Sebuah kisah pendek yang pernah aku tuliskan untuk seseorang yang pernah kukenal. Seseorang yang bertanya kepadaku bagaimana kelak aku ingin dilamar. Sesederhana kisah ini.
“Hiduplah bersamaku...”
Aku memandang pria yang berlutut di
hadapanku sembari meremas-remas ujung gaun baju terusanku. Beberapa orang
kebetulan melintasi kami berhenti sejenak dan melempar pandangan ingin tahu.
Saat ini, aku dan pria ini tengah menjadi tontonan yang menarik bagi mereka.
Jarang-jarang kan kau melihat seorang lelaki melamar gadisnya di pinggir sungai seperti ini?
Dan gadis itu adalah aku.
Dia tampaknya tak begitu
terpengaruh oleh kebisingan di sekitar kami. Matanya terfokus kepadaku,
pancarannya penuh dengan sorot keyakinan dan keseriusan. Aku menelan ludahku,
gugup. Jawaban apa yang harus kuberikan?
Tentu saja kau harus menerimanya!
Tetapi, kami kan baru berpacaran
selama empat bulan!
Kedua sisi yang berlawanan arah di
dalam diriku itu terus berdebat, sementara aku hanya bisa menekan-nekan
pelipisku dengan panik.
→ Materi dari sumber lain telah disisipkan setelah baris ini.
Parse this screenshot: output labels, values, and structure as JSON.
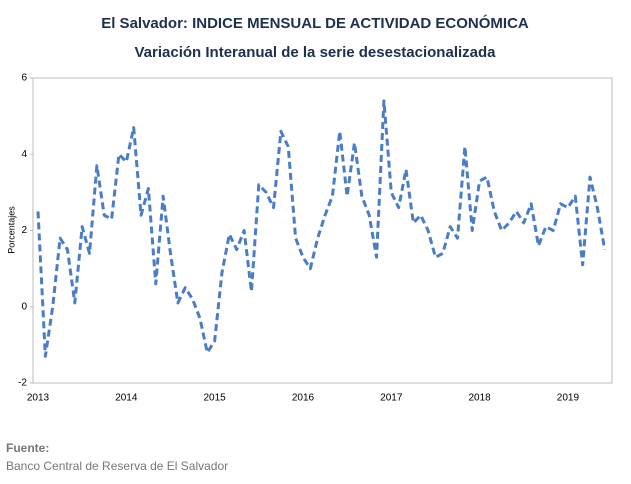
{
  "chart_data": {
    "type": "line",
    "title": "El Salvador: INDICE MENSUAL DE ACTIVIDAD ECONÓMICA",
    "subtitle": "Variación Interanual de la serie desestacionalizada",
    "y_label": "Porcentajes",
    "categories": [
      "2013",
      null,
      null,
      null,
      null,
      null,
      null,
      null,
      null,
      null,
      null,
      null,
      "2014",
      null,
      null,
      null,
      null,
      null,
      null,
      null,
      null,
      null,
      null,
      null,
      "2015",
      null,
      null,
      null,
      null,
      null,
      null,
      null,
      null,
      null,
      null,
      null,
      "2016",
      null,
      null,
      null,
      null,
      null,
      null,
      null,
      null,
      null,
      null,
      null,
      "2017",
      null,
      null,
      null,
      null,
      null,
      null,
      null,
      null,
      null,
      null,
      null,
      "2018",
      null,
      null,
      null,
      null,
      null,
      null,
      null,
      null,
      null,
      null,
      null,
      "2019",
      null,
      null,
      null,
      null,
      null
    ],
    "series": [
      {
        "name": "Variación Interanual",
        "color": "#4a7cc7",
        "values": [
          2.5,
          -1.3,
          0.0,
          1.8,
          1.5,
          0.1,
          2.1,
          1.4,
          3.7,
          2.4,
          2.3,
          4.0,
          3.8,
          4.7,
          2.4,
          3.1,
          0.6,
          2.9,
          1.4,
          0.1,
          0.5,
          0.2,
          -0.3,
          -1.2,
          -0.9,
          0.9,
          1.9,
          1.5,
          2.0,
          0.4,
          3.2,
          3.0,
          2.6,
          4.6,
          4.2,
          1.8,
          1.3,
          1.0,
          1.8,
          2.4,
          2.9,
          4.6,
          2.9,
          4.3,
          2.9,
          2.4,
          1.3,
          5.4,
          3.0,
          2.6,
          3.6,
          2.2,
          2.4,
          2.0,
          1.3,
          1.4,
          2.1,
          1.8,
          4.2,
          2.0,
          3.3,
          3.4,
          2.5,
          2.0,
          2.2,
          2.5,
          2.2,
          2.7,
          1.6,
          2.1,
          2.0,
          2.7,
          2.6,
          2.9,
          1.1,
          3.4,
          2.6,
          1.5
        ]
      }
    ],
    "ylim": [
      -2,
      6
    ],
    "yticks": [
      -2,
      0,
      2,
      4,
      6
    ],
    "grid": false,
    "source_label": "Fuente:",
    "source": "Banco Central de Reserva de El Salvador"
  }
}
Apa yang harus kukatakan?
“Kenapa harus aku? Dari sekian
banyak gadis...” suaraku semakin mengecil dan akhirnya hilang ditelan rasa
takut. Perasaan cemas itu berlipat ganda, sementara aku menanti bibirnya
terbuka untuk memberi jawaban.
“Karena aku merasa kaulah orang
yang tepat untukku. Karena bersamamu, aku tahu bahwa semuanya akan baik-baik
saja. Dan karena kau adalah kau, orang yang selalu ingin kujaga dengan sepenuh
hati dengan seluruh hidupku.”
Aku terdiam, merasakan bulir-bulir
air mata mulai terbentuk dan mengalir pelan membasahi kedua pipiku. Dia adalah
lelaki yang baik dan bertanggungjawab, itu aku sudah tahu. Dia adalah orang
yang manis dan selalu menyayangiku, itu aku juga sudah tahu.
Namun baru sekarang aku tahu, baru
sekaranglah aku benar-benar menyadari seberapa tulusnya cinta pria itu
kepadaku. Ketulusannya sama berharganya dengan nyawanya sendiri.
Jadi, apa aku masih bisa menolak?
“Aku mau,” bisikku akhirnya.
Orang-orang di sekitar kami bertepuk riuh, menyoraki kami dengan ucapan selamat.
Dia pun bangkit berdiri, menggenggam kedua telapak tanganku erat-erat. Ia
melemparkan senyum manisnya, senyum yang selalu berhasil memenangkan hatiku.
“Terima kasih banyak. Aku berjanji,
aku akan selalu ada untukmu. Sepanjang hidupku. Sampai maut memisahkan kita.”